You Should Stop Eating Meat If This Happens To You

Meat is inviting. The smell of hamburgers grilling on the open flame out back can be mouthwatering. The roasted turkey placed at the center of the Thanksgiving table is tradition. And even that package of beef jerky you keep in your car as an emergency snack can taste like it was sent from the heavens above when you skip lunch. Yes, meat is everywhere. But if you've started noticing you're feeling a little off every time you tuck into a Sunday evening roast, it might be time to consider whether you might have a meat allergy.

According to the American College of Allergies, Asthma, and Immunology (ACAAI), meat allergies are real but rare, though the number of people diagnosed is increasing as recognition of this condition spreads. Common symptoms to look out for are stuffy nose, sudden skin rash, or feeling nauseated shortly after consuming meat. As stated by Verywell Health, there are additional symptoms to look out for which include: rapid heart rate, stomach cramps, teary eyes, and diarrhea. In more serious cases, an allergy to meat can lead to an asthma attack or life-threatening anaphylaxis. Depending on how severe your allergy is, symptoms can develop nearly instantly, or may take a few hours to reveal themselves post meatball sub.

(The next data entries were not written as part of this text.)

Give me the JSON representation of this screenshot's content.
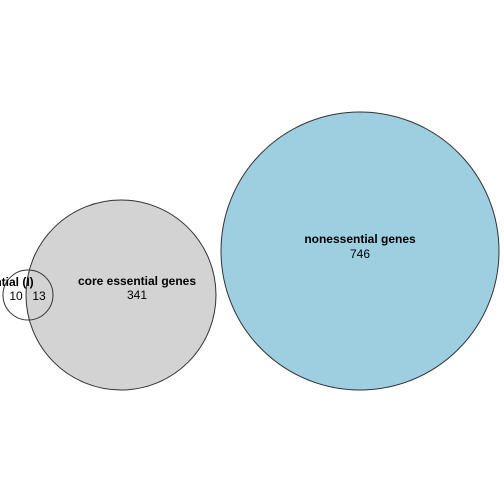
{
  "venn": {
    "sets": [
      {
        "label": "ssential (I)",
        "count": "10",
        "fill": "#ffffff",
        "stroke": "#333333"
      },
      {
        "label": "core essential genes",
        "count": "341",
        "fill": "#d3d3d3",
        "stroke": "#333333"
      },
      {
        "label": "nonessential genes",
        "count": "746",
        "fill": "#9ecfe1",
        "stroke": "#333333"
      }
    ],
    "overlaps": [
      {
        "between": [
          "ssential (I)",
          "core essential genes"
        ],
        "count": "13"
      }
    ]
  }
}
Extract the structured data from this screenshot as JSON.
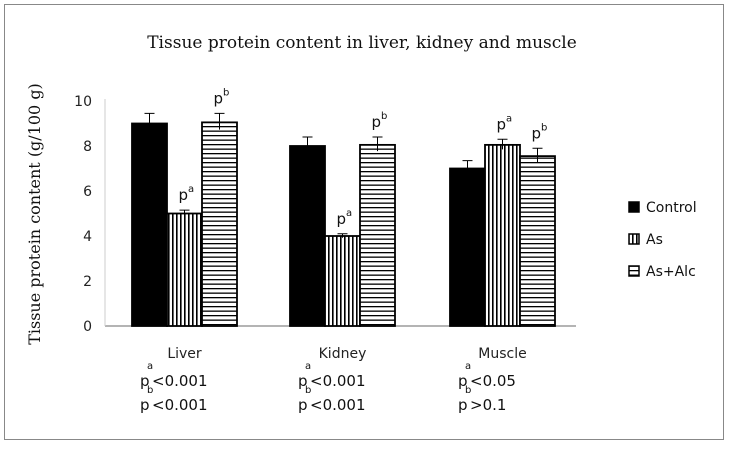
{
  "chart_data": {
    "type": "bar",
    "title": "Tissue protein content in liver,  kidney and muscle",
    "ylabel": "Tissue protein content (g/100 g)",
    "xlabel": "",
    "ylim": [
      0,
      10
    ],
    "yticks": [
      "0",
      "2",
      "4",
      "6",
      "8",
      "10"
    ],
    "grid": false,
    "legend_position": "right",
    "categories": [
      "Liver",
      "Kidney",
      "Muscle"
    ],
    "series": [
      {
        "name": "Control",
        "pattern": "solid",
        "values": [
          9.0,
          8.0,
          7.0
        ],
        "error_upper": [
          9.45,
          8.4,
          7.35
        ],
        "labels": [
          "",
          "",
          ""
        ]
      },
      {
        "name": "As",
        "pattern": "vertical-stripes",
        "values": [
          5.0,
          4.0,
          8.05
        ],
        "error_upper": [
          5.15,
          4.1,
          8.3
        ],
        "labels": [
          "pa",
          "pa",
          "pa"
        ]
      },
      {
        "name": "As+Alc",
        "pattern": "horizontal-stripes",
        "values": [
          9.05,
          8.05,
          7.55
        ],
        "error_upper": [
          9.45,
          8.4,
          7.9
        ],
        "labels": [
          "pb",
          "pb",
          "pb"
        ]
      }
    ],
    "annotations": [
      {
        "category": "Liver",
        "line_a": "<0.001",
        "line_b": "<0.001"
      },
      {
        "category": "Kidney",
        "line_a": "<0.001",
        "line_b": "<0.001"
      },
      {
        "category": "Muscle",
        "line_a": "<0.05",
        "line_b": ">0.1"
      }
    ],
    "colors": {
      "bar": "#000000",
      "fill": "#ffffff"
    }
  }
}
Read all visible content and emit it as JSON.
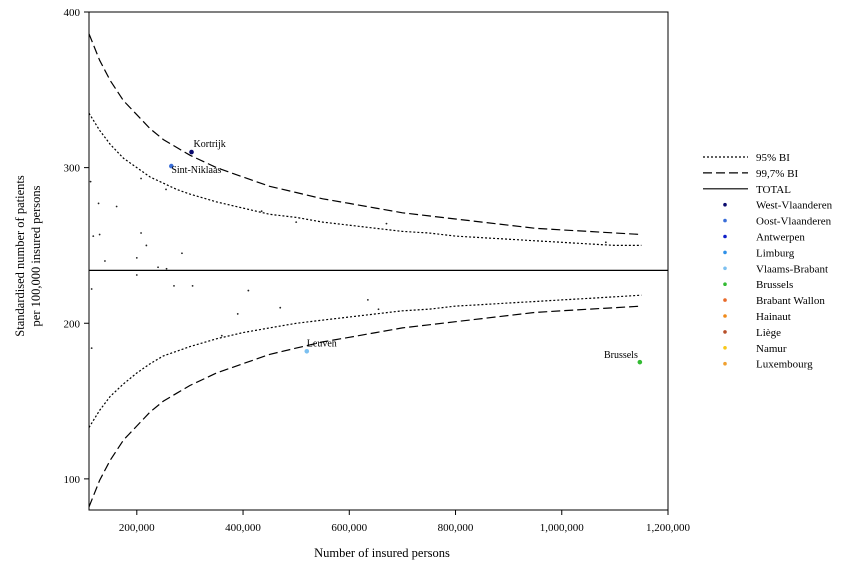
{
  "chart_data": {
    "type": "scatter",
    "xlabel": "Number of insured persons",
    "ylabel_lines": [
      "Standardised number of patients",
      "per 100,000 insured persons"
    ],
    "xlim": [
      110000,
      1200000
    ],
    "ylim": [
      80,
      400
    ],
    "x_ticks": [
      {
        "value": 200000,
        "label": "200,000"
      },
      {
        "value": 400000,
        "label": "400,000"
      },
      {
        "value": 600000,
        "label": "600,000"
      },
      {
        "value": 800000,
        "label": "800,000"
      },
      {
        "value": 1000000,
        "label": "1,000,000"
      },
      {
        "value": 1200000,
        "label": "1,200,000"
      }
    ],
    "y_ticks": [
      {
        "value": 100,
        "label": "100"
      },
      {
        "value": 200,
        "label": "200"
      },
      {
        "value": 300,
        "label": "300"
      },
      {
        "value": 400,
        "label": "400"
      }
    ],
    "total": 234,
    "grid": false,
    "legend_position": "right",
    "limits": [
      {
        "name": "95% BI",
        "style": "dotted",
        "color": "#000000",
        "x": [
          110000,
          130000,
          150000,
          175000,
          200000,
          225000,
          250000,
          275000,
          300000,
          350000,
          400000,
          450000,
          500000,
          550000,
          600000,
          650000,
          700000,
          750000,
          800000,
          850000,
          900000,
          950000,
          1000000,
          1050000,
          1100000,
          1150000
        ],
        "upper": [
          335,
          324,
          315,
          306,
          300,
          294,
          290,
          286,
          283,
          278,
          274,
          270,
          268,
          265,
          263,
          261,
          259,
          258,
          256,
          255,
          254,
          253,
          252,
          251,
          250,
          250
        ],
        "lower": [
          133,
          144,
          153,
          161,
          168,
          174,
          179,
          182,
          185,
          190,
          194,
          197,
          200,
          202,
          204,
          206,
          208,
          209,
          211,
          212,
          213,
          214,
          215,
          216,
          217,
          218
        ]
      },
      {
        "name": "99,7% BI",
        "style": "dashed",
        "color": "#000000",
        "x": [
          110000,
          130000,
          150000,
          175000,
          200000,
          225000,
          250000,
          275000,
          300000,
          350000,
          400000,
          450000,
          500000,
          550000,
          600000,
          650000,
          700000,
          750000,
          800000,
          850000,
          900000,
          950000,
          1000000,
          1050000,
          1100000,
          1150000
        ],
        "upper": [
          386,
          369,
          356,
          343,
          334,
          325,
          318,
          313,
          308,
          300,
          294,
          288,
          284,
          280,
          277,
          274,
          271,
          269,
          267,
          265,
          263,
          261,
          260,
          259,
          258,
          257
        ],
        "lower": [
          82,
          99,
          112,
          125,
          134,
          143,
          150,
          155,
          160,
          168,
          174,
          180,
          184,
          188,
          191,
          194,
          197,
          199,
          201,
          203,
          205,
          207,
          208,
          209,
          210,
          211
        ]
      },
      {
        "name": "TOTAL",
        "style": "solid",
        "color": "#000000"
      }
    ],
    "regions": [
      {
        "name": "West-Vlaanderen",
        "color": "#0a0a6e"
      },
      {
        "name": "Oost-Vlaanderen",
        "color": "#3a6ed8"
      },
      {
        "name": "Antwerpen",
        "color": "#1020c8"
      },
      {
        "name": "Limburg",
        "color": "#2e90e8"
      },
      {
        "name": "Vlaams-Brabant",
        "color": "#7cc0f0"
      },
      {
        "name": "Brussels",
        "color": "#33bb33"
      },
      {
        "name": "Brabant Wallon",
        "color": "#e86a2a"
      },
      {
        "name": "Hainaut",
        "color": "#f08a1a"
      },
      {
        "name": "Liège",
        "color": "#b8502a"
      },
      {
        "name": "Namur",
        "color": "#f8c818"
      },
      {
        "name": "Luxembourg",
        "color": "#f0a030"
      }
    ],
    "labelled_points": [
      {
        "label": "Kortrijk",
        "x": 303000,
        "y": 310,
        "region": "West-Vlaanderen",
        "anchor": "right"
      },
      {
        "label": "Sint-Niklaas",
        "x": 265000,
        "y": 301,
        "region": "Oost-Vlaanderen",
        "anchor": "below-right"
      },
      {
        "label": "Leuven",
        "x": 520000,
        "y": 182,
        "region": "Vlaams-Brabant",
        "anchor": "above-right"
      },
      {
        "label": "Brussels",
        "x": 1147000,
        "y": 175,
        "region": "Brussels",
        "anchor": "above-left"
      }
    ],
    "points": [
      {
        "x": 113000,
        "y": 291
      },
      {
        "x": 128000,
        "y": 277
      },
      {
        "x": 118000,
        "y": 256
      },
      {
        "x": 130000,
        "y": 257
      },
      {
        "x": 140000,
        "y": 240
      },
      {
        "x": 162000,
        "y": 275
      },
      {
        "x": 208000,
        "y": 293
      },
      {
        "x": 208000,
        "y": 258
      },
      {
        "x": 218000,
        "y": 250
      },
      {
        "x": 200000,
        "y": 242
      },
      {
        "x": 200000,
        "y": 231
      },
      {
        "x": 240000,
        "y": 236
      },
      {
        "x": 256000,
        "y": 235
      },
      {
        "x": 255000,
        "y": 286
      },
      {
        "x": 285000,
        "y": 245
      },
      {
        "x": 435000,
        "y": 272
      },
      {
        "x": 500000,
        "y": 265
      },
      {
        "x": 670000,
        "y": 264
      },
      {
        "x": 1083000,
        "y": 252
      },
      {
        "x": 115000,
        "y": 222
      },
      {
        "x": 115000,
        "y": 184
      },
      {
        "x": 270000,
        "y": 224
      },
      {
        "x": 305000,
        "y": 224
      },
      {
        "x": 410000,
        "y": 221
      },
      {
        "x": 360000,
        "y": 192
      },
      {
        "x": 390000,
        "y": 206
      },
      {
        "x": 470000,
        "y": 210
      },
      {
        "x": 635000,
        "y": 215
      },
      {
        "x": 655000,
        "y": 209
      }
    ]
  }
}
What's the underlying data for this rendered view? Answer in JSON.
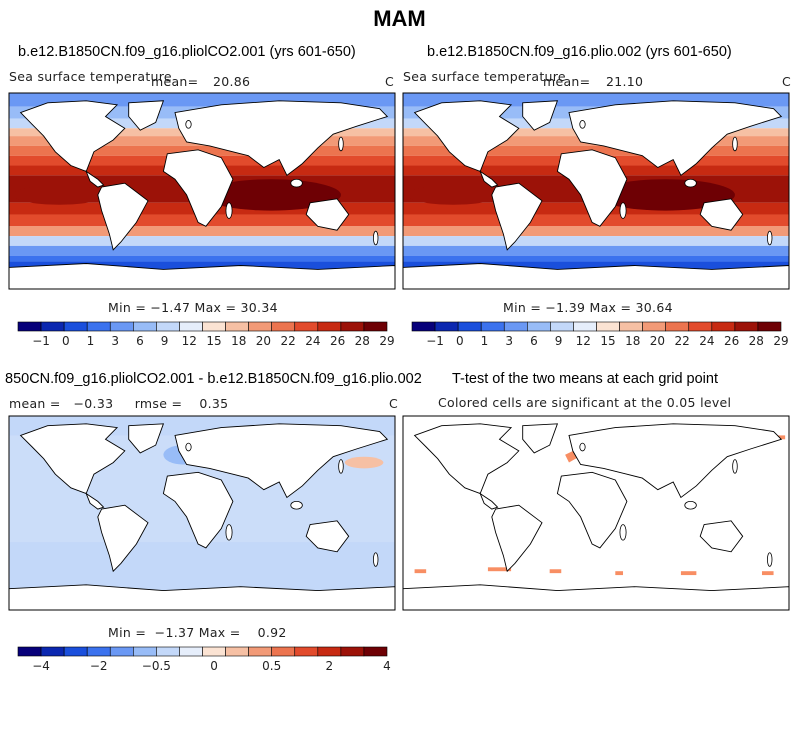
{
  "figure": {
    "title": "MAM"
  },
  "panels": [
    {
      "id": "p1",
      "title": "b.e12.B1850CN.f09_g16.pliolCO2.001 (yrs 601-650)",
      "left_label": "Sea surface temperature",
      "mean_label": "mean=",
      "mean_value": "20.86",
      "units": "C",
      "stats": "Min =  −1.47 Max =   30.34",
      "field": "sst"
    },
    {
      "id": "p2",
      "title": "b.e12.B1850CN.f09_g16.plio.002 (yrs 601-650)",
      "left_label": "Sea surface temperature",
      "mean_label": "mean=",
      "mean_value": "21.10",
      "units": "C",
      "stats": "Min =  −1.39 Max =   30.64",
      "field": "sst"
    },
    {
      "id": "p3",
      "title": "850CN.f09_g16.pliolCO2.001 - b.e12.B1850CN.f09_g16.plio.002",
      "left_label": "mean =   −0.33     rmse =    0.35",
      "units": "C",
      "stats": "Min =  −1.37 Max =    0.92",
      "field": "diff"
    },
    {
      "id": "p4",
      "title": "T-test of the two means at each grid point",
      "subtitle": "Colored cells are significant at the 0.05 level",
      "field": "ttest"
    }
  ],
  "colorbars": {
    "sst": {
      "labels": [
        "−1",
        "0",
        "1",
        "3",
        "6",
        "9",
        "12",
        "15",
        "18",
        "20",
        "22",
        "24",
        "26",
        "28",
        "29"
      ],
      "colors": [
        "#07007a",
        "#0b27b0",
        "#1a4fdc",
        "#3b72ee",
        "#6a98f4",
        "#98bcf7",
        "#c3d8f9",
        "#e6eefb",
        "#fbe3d3",
        "#f6c0a4",
        "#f29a77",
        "#ec744f",
        "#e24b2c",
        "#c72a12",
        "#9c1208",
        "#6e0004"
      ]
    },
    "diff": {
      "labels": [
        "−4",
        "−2",
        "−0.5",
        "0",
        "0.5",
        "2",
        "4"
      ],
      "colors": [
        "#07007a",
        "#0b27b0",
        "#1a4fdc",
        "#3b72ee",
        "#6a98f4",
        "#98bcf7",
        "#c3d8f9",
        "#e6eefb",
        "#fbe3d3",
        "#f6c0a4",
        "#f29a77",
        "#ec744f",
        "#e24b2c",
        "#c72a12",
        "#9c1208",
        "#6e0004"
      ]
    }
  },
  "chart_data": [
    {
      "type": "heatmap",
      "title": "b.e12.B1850CN.f09_g16.pliolCO2.001 (yrs 601-650)",
      "variable": "Sea surface temperature",
      "units": "C",
      "mean": 20.86,
      "min": -1.47,
      "max": 30.34,
      "color_levels": [
        -1,
        0,
        1,
        3,
        6,
        9,
        12,
        15,
        18,
        20,
        22,
        24,
        26,
        28,
        29
      ]
    },
    {
      "type": "heatmap",
      "title": "b.e12.B1850CN.f09_g16.plio.002 (yrs 601-650)",
      "variable": "Sea surface temperature",
      "units": "C",
      "mean": 21.1,
      "min": -1.39,
      "max": 30.64,
      "color_levels": [
        -1,
        0,
        1,
        3,
        6,
        9,
        12,
        15,
        18,
        20,
        22,
        24,
        26,
        28,
        29
      ]
    },
    {
      "type": "heatmap",
      "title": "850CN.f09_g16.pliolCO2.001 - b.e12.B1850CN.f09_g16.plio.002",
      "units": "C",
      "mean": -0.33,
      "rmse": 0.35,
      "min": -1.37,
      "max": 0.92,
      "color_levels": [
        -4,
        -2,
        -0.5,
        0,
        0.5,
        2,
        4
      ]
    },
    {
      "type": "heatmap",
      "title": "T-test of the two means at each grid point",
      "subtitle": "Colored cells are significant at the 0.05 level"
    }
  ]
}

Your allergist can help you get to the bottom of a suspected meat allergy

As rare as this allergy is, it can unfortunately develop at any time of your life. Verywell Health states that you may be at an increased risk due to your blood type, past infections, tick bites, or if you have a coexisting food allergy. If you suspect you might be allergic to meat, the ACAAI recommends you visit an allergist to get the right diagnosis. It may also be smart to start keeping a food diary with a list of your symptoms, as the allergist will likely ask you more detailed questions about your diet. In addition, they might also request a blood test and/or a skin test to look for food-specific immunoglobulin E (IgE) antibodies.

We know that meat can be delicious and hard to resist, and it's certainly readily available to purchase in most grocery and convenient stores throughout the U.S. But if you do suspect you have a meat allergy, perhaps skip the turkey leg and take an extra helping of delicious sides until you get a chance to find the source of your symptoms.